L’umanità si è potuta evolvere non tanto grazie alla forza ma per la capacità di cooperare. Ciò che distingue il concetto di individuo da quello di persona è proprio l’appartenenza di quest’ultima ad una rete sociale e culturale.

Lo vediamo nelle comunità, come nelle aziende, come nella politica.

Team building

Leader incompetenti e talenti ribelli

In questo senso il tema delle “trappole del talento” non può non incrociare quello della leadership. Nel bel libro “Perché tanti uomini incompetenti diventano leader?” Tomas    Chamorro-Premuzic sostiene che sbagliamo i criteri di selezione e valutazione, le qualità  alle quali associamo il talento. Assecondiamo leader narcisi e con il culto dell’ infallibilità, perché ci sembra che quelle siano le caratteristiche per attribuire la “stoffa del leader”.
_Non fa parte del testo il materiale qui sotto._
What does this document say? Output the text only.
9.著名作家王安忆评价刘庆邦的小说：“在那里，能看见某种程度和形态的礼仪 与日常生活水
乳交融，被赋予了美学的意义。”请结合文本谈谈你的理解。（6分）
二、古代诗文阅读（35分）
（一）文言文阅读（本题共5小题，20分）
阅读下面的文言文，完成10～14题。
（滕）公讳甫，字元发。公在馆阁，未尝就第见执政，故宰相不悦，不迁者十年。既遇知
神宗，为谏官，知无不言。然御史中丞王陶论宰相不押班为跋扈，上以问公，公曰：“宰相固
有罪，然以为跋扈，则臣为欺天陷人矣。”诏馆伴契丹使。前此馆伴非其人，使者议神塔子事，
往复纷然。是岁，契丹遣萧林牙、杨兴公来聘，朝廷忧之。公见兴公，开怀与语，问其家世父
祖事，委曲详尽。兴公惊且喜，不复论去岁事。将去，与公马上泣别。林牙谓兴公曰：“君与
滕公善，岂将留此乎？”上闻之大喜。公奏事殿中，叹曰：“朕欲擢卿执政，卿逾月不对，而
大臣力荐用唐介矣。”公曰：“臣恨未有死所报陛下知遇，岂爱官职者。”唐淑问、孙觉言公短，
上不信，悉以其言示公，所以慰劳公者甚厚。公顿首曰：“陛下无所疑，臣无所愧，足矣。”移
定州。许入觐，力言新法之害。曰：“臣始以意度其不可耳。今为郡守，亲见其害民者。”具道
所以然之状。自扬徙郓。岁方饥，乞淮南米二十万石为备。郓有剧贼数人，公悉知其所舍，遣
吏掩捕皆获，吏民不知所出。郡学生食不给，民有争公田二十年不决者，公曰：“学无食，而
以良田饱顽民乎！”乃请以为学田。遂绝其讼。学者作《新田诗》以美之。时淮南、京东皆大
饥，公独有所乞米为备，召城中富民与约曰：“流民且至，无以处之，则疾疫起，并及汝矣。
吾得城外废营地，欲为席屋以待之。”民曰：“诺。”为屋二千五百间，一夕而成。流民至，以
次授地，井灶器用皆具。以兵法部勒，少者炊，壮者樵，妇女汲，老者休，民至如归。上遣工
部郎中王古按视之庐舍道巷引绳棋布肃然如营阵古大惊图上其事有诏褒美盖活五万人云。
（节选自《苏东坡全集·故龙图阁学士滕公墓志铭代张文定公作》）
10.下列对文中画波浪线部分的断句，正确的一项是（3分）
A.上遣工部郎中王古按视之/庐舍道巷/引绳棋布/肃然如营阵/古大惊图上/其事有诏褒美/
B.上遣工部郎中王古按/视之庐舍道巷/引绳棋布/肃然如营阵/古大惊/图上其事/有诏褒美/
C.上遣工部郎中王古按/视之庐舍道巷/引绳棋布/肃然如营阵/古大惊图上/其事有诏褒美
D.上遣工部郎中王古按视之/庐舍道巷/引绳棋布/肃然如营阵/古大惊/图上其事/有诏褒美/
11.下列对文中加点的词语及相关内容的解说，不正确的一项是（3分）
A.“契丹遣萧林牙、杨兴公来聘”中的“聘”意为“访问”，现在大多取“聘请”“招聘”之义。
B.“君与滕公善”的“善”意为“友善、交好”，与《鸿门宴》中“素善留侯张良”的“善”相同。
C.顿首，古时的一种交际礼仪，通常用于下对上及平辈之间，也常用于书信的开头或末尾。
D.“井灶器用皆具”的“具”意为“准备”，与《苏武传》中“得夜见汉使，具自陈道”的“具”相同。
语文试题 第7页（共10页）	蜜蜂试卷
Quindi esaltiamo leader ego-centrati rispetto a chi possiede umiltà e sobrietà, ci piace più chi fa la voce grossa rispetto a chi mantiene un profilo “understatement”. Si privilegiano quindi i tratti utili ad “imporsi” come capo, piuttosto che concentrarsi su quelli che consentono di guidare efficacemente una comunità, un paese, un’impresa.

E il rischio non è solo che il talento sotto pressione si blocchi e si smarrisca come abbiamo visto in Encanto o che si equivochino le stesse qualità alle quali associare il talento.

Il talento può infatti fuggire, non solo da chi lo possiede, ma dagli altri, da certe aziende ad esempio. Come dice Francesca Gino l’autrice di “Talento ribelle”: “le relazioni sul lavoro sono un fattore importante, e vengono valorizzate quelle che includono empatia e rispetto. Quando queste condizioni mancano, i dati suggeriscono, il talento se ne va, in cerca di migliori opportunità”.

Non se ne parla ancora abbastanza ma, se dovessi basarmi sulla mia esperienza, passata e presente, di Manager e Coach, non avrei dubbi ad indicare nell’incapacità delle organizzazioni di creare un clima, una cultura, di buone relazioni interne, uno dei costi economici tra i più trascurati e meno gestiti nelle aziende.

Il Coaching, sia come consulenza di processo da parte di un professionista sia come approccio acquisito dal Management, può rappresentare, per la sua capacità di “scoprire soluzioni insieme” e affinare competenze a partire da quelle relazionali, una grande opportunità di facilitazione e crescita.

Concludendo, mi piace pensare che la piccola ragazza occhialuta “senza talento”, un po’ emarginata un po’ compatita dalla famiglia, sia riuscita nell’impresa di salvare il miracolo di Encanto trovando il coraggio non solo di assumersi la leadership, ma di incarnare una modalità differente di leadership.

Un modello che non punta esclusivamente alle competenze specialistiche ma a quelle trasversali, comportamentali e relazionali, a partire dall’intelligenza emotiva e dalla costruzione di capitale sociale. Una leadership che opera secondo lo schema “agisci, apprendi, adatta”, focalizzata sul “bene comune” piuttosto che sul proprio ego, attenta al bilanciamento tra interessi e all’evoluzione positiva del gruppo. Quella che potremmo definire “leadership saggia”, sapendo che come dice R.J. Sternberg “Il mondo non soffre per mancanza di intelligenza, soffre molto per mancanza di saggezza”.